Rather, the goal was to start from an arguably "uncontroversial" base of mathematics (something like primitive recursive arithmetic, which intuitionists might also accept) and use that to bootstrap "infinitary mathematics" of the kind the formalists such as Hilbert were arguing for. The hope was that one could prove the consistency of such more abstract mathematics (PA or ZFC) from the more concrete foundations.
Unfortunately, Gödel's theorems completely demolish that idea. It's not just that a (sufficiently strong) theory can't prove itself consistent, it also can't be proven consistent by a strictly weaker theory such as PRA (because if such a proof existed in the weaker system, it would of course also exist in original system).
> Second order logic sort of assumes that we can simply know what finite means. First order logic doesn't allow you to wave your hands like that.
OK, this I do not understand. How does 2ndOL "sort of assume that we can simply know what finite means"? That seems like an extraordinarily imprecise characterization of 2ndOL. 2ndOL is a formal system just like 1stOL. Neither one lets you "wave your hands" about anything AFAICT.
I view the "for all properties" bit as handwaving. See particularly section 6 of that article, which at one point gives:
The semantics of second-order logic depending on these hard questions of set theory puts second-order logic into the same “basket” with set theory. Criticism of set theory becomes criticism of second-order logic and vice versa.

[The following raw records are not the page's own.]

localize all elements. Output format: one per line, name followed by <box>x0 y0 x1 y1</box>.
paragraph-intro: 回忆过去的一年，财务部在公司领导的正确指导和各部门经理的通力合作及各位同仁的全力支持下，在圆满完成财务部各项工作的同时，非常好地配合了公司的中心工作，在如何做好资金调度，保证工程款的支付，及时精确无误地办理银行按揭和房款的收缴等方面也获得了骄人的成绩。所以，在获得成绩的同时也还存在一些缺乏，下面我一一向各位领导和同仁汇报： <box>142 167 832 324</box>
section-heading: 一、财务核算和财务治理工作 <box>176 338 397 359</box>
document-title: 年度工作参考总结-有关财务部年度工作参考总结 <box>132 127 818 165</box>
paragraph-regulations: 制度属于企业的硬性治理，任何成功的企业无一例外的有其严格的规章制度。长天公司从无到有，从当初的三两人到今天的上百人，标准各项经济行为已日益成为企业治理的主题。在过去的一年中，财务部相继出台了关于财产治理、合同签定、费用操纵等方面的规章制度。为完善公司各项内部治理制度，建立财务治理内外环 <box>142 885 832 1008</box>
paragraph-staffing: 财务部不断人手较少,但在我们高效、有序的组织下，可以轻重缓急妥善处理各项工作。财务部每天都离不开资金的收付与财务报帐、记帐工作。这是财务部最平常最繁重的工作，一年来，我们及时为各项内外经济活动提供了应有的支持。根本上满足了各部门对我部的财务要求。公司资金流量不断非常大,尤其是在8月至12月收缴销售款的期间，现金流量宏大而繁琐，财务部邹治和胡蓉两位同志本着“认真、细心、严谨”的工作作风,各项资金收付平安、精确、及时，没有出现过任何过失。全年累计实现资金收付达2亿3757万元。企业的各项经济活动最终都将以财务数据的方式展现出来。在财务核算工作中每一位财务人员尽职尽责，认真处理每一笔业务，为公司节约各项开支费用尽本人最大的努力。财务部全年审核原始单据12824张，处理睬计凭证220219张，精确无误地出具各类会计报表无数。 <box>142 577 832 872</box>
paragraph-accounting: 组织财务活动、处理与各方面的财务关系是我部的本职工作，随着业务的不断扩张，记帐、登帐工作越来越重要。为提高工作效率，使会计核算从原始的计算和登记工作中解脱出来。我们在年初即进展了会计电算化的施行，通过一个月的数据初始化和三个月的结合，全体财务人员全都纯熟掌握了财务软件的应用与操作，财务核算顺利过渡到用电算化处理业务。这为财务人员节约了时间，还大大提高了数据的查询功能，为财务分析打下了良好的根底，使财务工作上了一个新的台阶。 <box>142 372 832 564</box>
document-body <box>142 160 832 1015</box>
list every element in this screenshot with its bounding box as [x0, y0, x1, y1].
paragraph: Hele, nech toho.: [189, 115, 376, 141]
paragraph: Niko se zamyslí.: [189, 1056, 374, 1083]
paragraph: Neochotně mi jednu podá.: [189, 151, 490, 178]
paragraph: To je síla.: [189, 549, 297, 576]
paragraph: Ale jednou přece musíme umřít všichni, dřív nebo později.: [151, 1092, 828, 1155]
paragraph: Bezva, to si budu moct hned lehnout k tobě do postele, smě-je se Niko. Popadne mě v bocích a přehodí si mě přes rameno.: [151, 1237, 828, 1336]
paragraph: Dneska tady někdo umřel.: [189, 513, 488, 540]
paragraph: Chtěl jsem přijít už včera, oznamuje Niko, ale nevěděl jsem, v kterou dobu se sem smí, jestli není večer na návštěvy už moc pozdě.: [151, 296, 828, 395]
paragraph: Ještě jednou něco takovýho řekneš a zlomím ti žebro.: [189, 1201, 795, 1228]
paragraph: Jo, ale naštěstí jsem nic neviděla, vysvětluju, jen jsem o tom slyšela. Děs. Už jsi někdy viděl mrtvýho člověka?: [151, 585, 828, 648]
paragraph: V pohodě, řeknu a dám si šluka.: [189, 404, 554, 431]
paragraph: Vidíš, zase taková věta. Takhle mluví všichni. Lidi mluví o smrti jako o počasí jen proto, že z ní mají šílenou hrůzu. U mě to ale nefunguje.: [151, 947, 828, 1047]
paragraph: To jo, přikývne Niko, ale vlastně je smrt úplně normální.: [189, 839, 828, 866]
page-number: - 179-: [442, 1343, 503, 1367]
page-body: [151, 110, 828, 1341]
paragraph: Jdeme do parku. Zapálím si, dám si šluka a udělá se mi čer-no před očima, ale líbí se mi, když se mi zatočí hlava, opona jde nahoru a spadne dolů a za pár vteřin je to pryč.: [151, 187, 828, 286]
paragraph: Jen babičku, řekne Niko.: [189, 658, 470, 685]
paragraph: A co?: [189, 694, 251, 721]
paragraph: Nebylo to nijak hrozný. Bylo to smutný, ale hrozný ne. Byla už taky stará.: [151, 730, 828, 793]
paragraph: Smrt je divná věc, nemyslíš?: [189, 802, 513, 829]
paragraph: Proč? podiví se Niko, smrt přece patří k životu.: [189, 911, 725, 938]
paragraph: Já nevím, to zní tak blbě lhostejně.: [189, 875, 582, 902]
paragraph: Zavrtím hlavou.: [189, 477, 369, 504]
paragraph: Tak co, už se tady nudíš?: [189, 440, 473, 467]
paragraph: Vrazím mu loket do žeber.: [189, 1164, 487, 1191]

My Constructivist tendencies are due to my discomfort with accepting the validity of set-theoretic constructions with decisions based on unverifiable truths. Accepting second order logic requires accepting quantifying over similar collections of unverifiable claims. I'm going to be no more sympathetic.
In any model of PA, all natural numbers will be finite by this definition. Even if we, from outside of the model, know that many of them aren't.
You've been presented with two different ways to prove this, and a standard textbook. Perhaps read the textbook?
On your aside, in PA there is one element that is not the successor of any other. And it likewise has no predecessor. (It is a matter of convention whether you call that special number 0 or 1.) That special number is always the base case of all induction proofs.
You list things that you want to be true of it. The Peano Axioms are examples. But no matter how long your list gets, it can always get longer. For example we can ask whether a particular polynomial has integer roots. See https://en.wikipedia.org/wiki/List_of_statements_independent.... (It doesn't, but you can't prove that in ZFC.)
Even so, there is always an, "...and so on." You never finish, because finite does not actually have a finite definition.
Second order logic gets around it because you can say something that simultaneously implies all the things that you want to say about "finite" in one go. Such as, "All possible functions from itself to itself that are onto are also one-to-one." A first order model need not capture the full intent of this statement, because it does not contain all possible functions. As we can see when we look at a model from within other models.
But when I look at what the second order idea of "all possible functions" actually means, I think we're just begging the question of what it means to be finite.
The way that I think about it is that some things are finite. Some things are infinite. And some things on the boundary are not yet determined. But then again, I do have Constructivist sympathies. And this is not a point of view that most mathematicians are very sympathetic towards.
The Induction axiom allows us to write finite proofs of otherwise infinite facts, like every positive integer has a predecessor.
Without it, you'd be stuck with finitism (since only a finite number of numbers can be constructed in finite time, there is only a finite number of numbers.)
In constructivist mathematics, proving that a statement is not false is not a proof that it is true. Non-constructivist mathematics, on the other hand, has the axiom, for all P: P or not-P, also stated as not-not-P implies P.